Since the roots are equal, you must have $b^2 = 4ac = 8c^2$. Also, the roots satisfy $0=x^2 + \frac{b}{a}x + \frac{c}{a} = x^2 + \frac{b}{a} + \frac{1}{2},$ so the product of the roots is $\frac{1}{2}$; that is, $4c^2 = \frac{1}{2}$. Therefore, $b^2=2(4c^2) = 1$.

The sum of the roots is $-\frac{b}{a}$; but it also is equal to $2a$. So $2a = -\frac{b}{a}$. This gives $2a^2 = -b$, and we know $|b|=1$, so we must have $b=-1$. So the sum of the reciprocals is $-4a/b = 4a$.

Now, $a^2 = \frac{1}{2}$, so either $a=\frac{\sqrt{2}}{2}$ or $a=-\frac{\sqrt{2}}{2}$. Thus, the equation is either $\frac{\sqrt{2}}{2}x^2 - x + \frac{\sqrt{2}}{4}\quad\text{or}\quad -\frac{\sqrt{2}}{2}x^2 - x -\frac{\sqrt{2}}{4}.$ Both satisfy the desired conditions: they have a double root at $a=2c$. In one case, the sum of the reciprocals is $2\sqrt{2}$, in the other it is $-2\sqrt{2}$.

  • 0
    yes, that is correct. I need more coffee :)2011-09-04
3

If neither of the roots $x_1,x_2$ of a quadratic equation is $0$, then the sum of the reciprocals of the roots is $S=\frac{1}{x_1}+\frac{1}{x_2}=\frac{x_1+x_2}{x_1x_2}.$ Note that the numerator is the sum and the denominator is the product of the roots. What are these quantities in terms of the coefficients of the equation? Substitute and you get a representation of $S$ in terms of two of the coefficients.

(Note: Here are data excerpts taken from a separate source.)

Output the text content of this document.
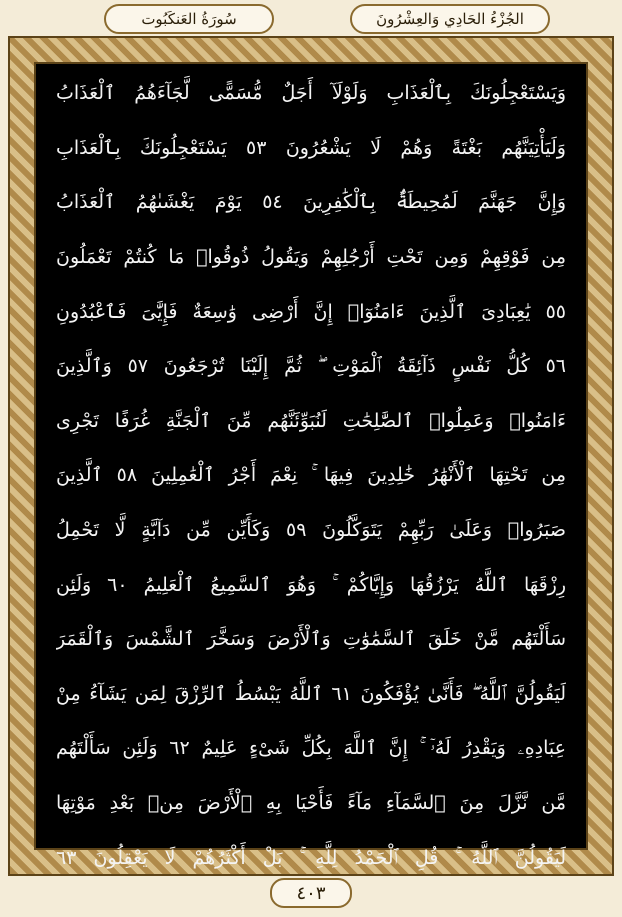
سُورَةُ العَنكَبُوت	الجُزْءُ الحَادِي وَالعِشْرُونَ
وَيَسْتَعْجِلُونَكَ بِٱلْعَذَابِ وَلَوْلَآ أَجَلٌ مُّسَمًّى لَّجَآءَهُمُ ٱلْعَذَابُ
وَلَيَأْتِيَنَّهُم بَغْتَةً وَهُمْ لَا يَشْعُرُونَ ٥٣ يَسْتَعْجِلُونَكَ بِٱلْعَذَابِ
وَإِنَّ جَهَنَّمَ لَمُحِيطَةٌۢ بِٱلْكَٰفِرِينَ ٥٤ يَوْمَ يَغْشَىٰهُمُ ٱلْعَذَابُ
مِن فَوْقِهِمْ وَمِن تَحْتِ أَرْجُلِهِمْ وَيَقُولُ ذُوقُوا۟ مَا كُنتُمْ تَعْمَلُونَ
٥٥ يَٰعِبَادِىَ ٱلَّذِينَ ءَامَنُوٓا۟ إِنَّ أَرْضِى وَٰسِعَةٌ فَإِيَّٰىَ فَٱعْبُدُونِ
٥٦ كُلُّ نَفْسٍ ذَآئِقَةُ ٱلْمَوْتِ ۖ ثُمَّ إِلَيْنَا تُرْجَعُونَ ٥٧ وَٱلَّذِينَ
ءَامَنُوا۟ وَعَمِلُوا۟ ٱلصَّٰلِحَٰتِ لَنُبَوِّئَنَّهُم مِّنَ ٱلْجَنَّةِ غُرَفًا تَجْرِى
مِن تَحْتِهَا ٱلْأَنْهَٰرُ خَٰلِدِينَ فِيهَا ۚ نِعْمَ أَجْرُ ٱلْعَٰمِلِينَ ٥٨ ٱلَّذِينَ
صَبَرُوا۟ وَعَلَىٰ رَبِّهِمْ يَتَوَكَّلُونَ ٥٩ وَكَأَيِّن مِّن دَآبَّةٍ لَّا تَحْمِلُ
رِزْقَهَا ٱللَّهُ يَرْزُقُهَا وَإِيَّاكُمْ ۚ وَهُوَ ٱلسَّمِيعُ ٱلْعَلِيمُ ٦٠ وَلَئِن
سَأَلْتَهُم مَّنْ خَلَقَ ٱلسَّمَٰوَٰتِ وَٱلْأَرْضَ وَسَخَّرَ ٱلشَّمْسَ وَٱلْقَمَرَ
لَيَقُولُنَّ ٱللَّهُ ۖ فَأَنَّىٰ يُؤْفَكُونَ ٦١ ٱللَّهُ يَبْسُطُ ٱلرِّزْقَ لِمَن يَشَآءُ مِنْ
عِبَادِهِۦ وَيَقْدِرُ لَهُۥٓ ۚ إِنَّ ٱللَّهَ بِكُلِّ شَىْءٍ عَلِيمٌ ٦٢ وَلَئِن سَأَلْتَهُم
مَّن نَّزَّلَ مِنَ ٱلسَّمَآءِ مَآءً فَأَحْيَا بِهِ ٱلْأَرْضَ مِنۢ بَعْدِ مَوْتِهَا
لَيَقُولُنَّ ٱللَّهُ ۚ قُلِ ٱلْحَمْدُ لِلَّهِ ۚ بَلْ أَكْثَرُهُمْ لَا يَعْقِلُونَ ٦٣
٤٠٣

At this point, to determine $S$ consider your specific equation with the conditions of equal roots (value of discriminant?) and $a=2c$. With a little bit of equation manipulation you get two possible values for $S$.

2

Also, just for the fun of it, since you have a root with multiplicity two: $ ax^2+bx+c = (\sqrt{a}x+\sqrt{c})^2 $ Then the root is $x^* = \pm\sqrt{\frac{c}{a}}$ and from $a = 2c$, we get $x^* = \pm\sqrt{\frac{1}{2}}$. Hence, $ \frac{1}{x_1}+\frac{1}{x_2} = \frac{2}{x^*}=\pm 2{\sqrt{2}}$

0

This shall answer your question. A polynomial is of the form,

$P(x) = (x-r_1)(x-r_2)........(x-r_n)$

where $r_1,r_2,.....r_n $ are the roots of the polynomial. Then the first derivative of the polynomial will be,

$P^{'}(x) = \frac{(x-r_1)^{'}}{(x-r_1)}P(x) + \frac{(x-r_2)^{'}}{(x-r_2)}P(x) + \frac{(x-r_1)^{'}}{(x-r_1)}P(x)........\frac{(x-r_n)^{'}}{(x-r_n)}P(x)$

since $(x-k)^{'} = 1$, we have,

$\frac{P^{'}(x)}{P(x)} = \frac{1}{(x-r_1)} + \frac{1}{(x-r_2)} + \frac{1}{(x-r_3)} +........ \frac{1}{(x-r_n)}$

for $x = 0$

$\frac{P^{'}(0)}{P(0)} = \frac{1}{(-r_1)} + \frac{1}{(-r_2)} + \frac{1}{(-r_3)} +........ \frac{1}{(-r_n)}$

$-\frac{P^{'}(0)}{k} = \frac{1}{r_1} + \frac{1}{r_2} + \frac{1}{r_3} +........ \frac{1}{r_n} $

where $k$ is the constant term of the polynomial.

Therefore the sum of the reciprocals of the roots of any polynomial is equal to minus of the first derivative of the polynomial at $x = 0$ divided by the constant term of the polynomial.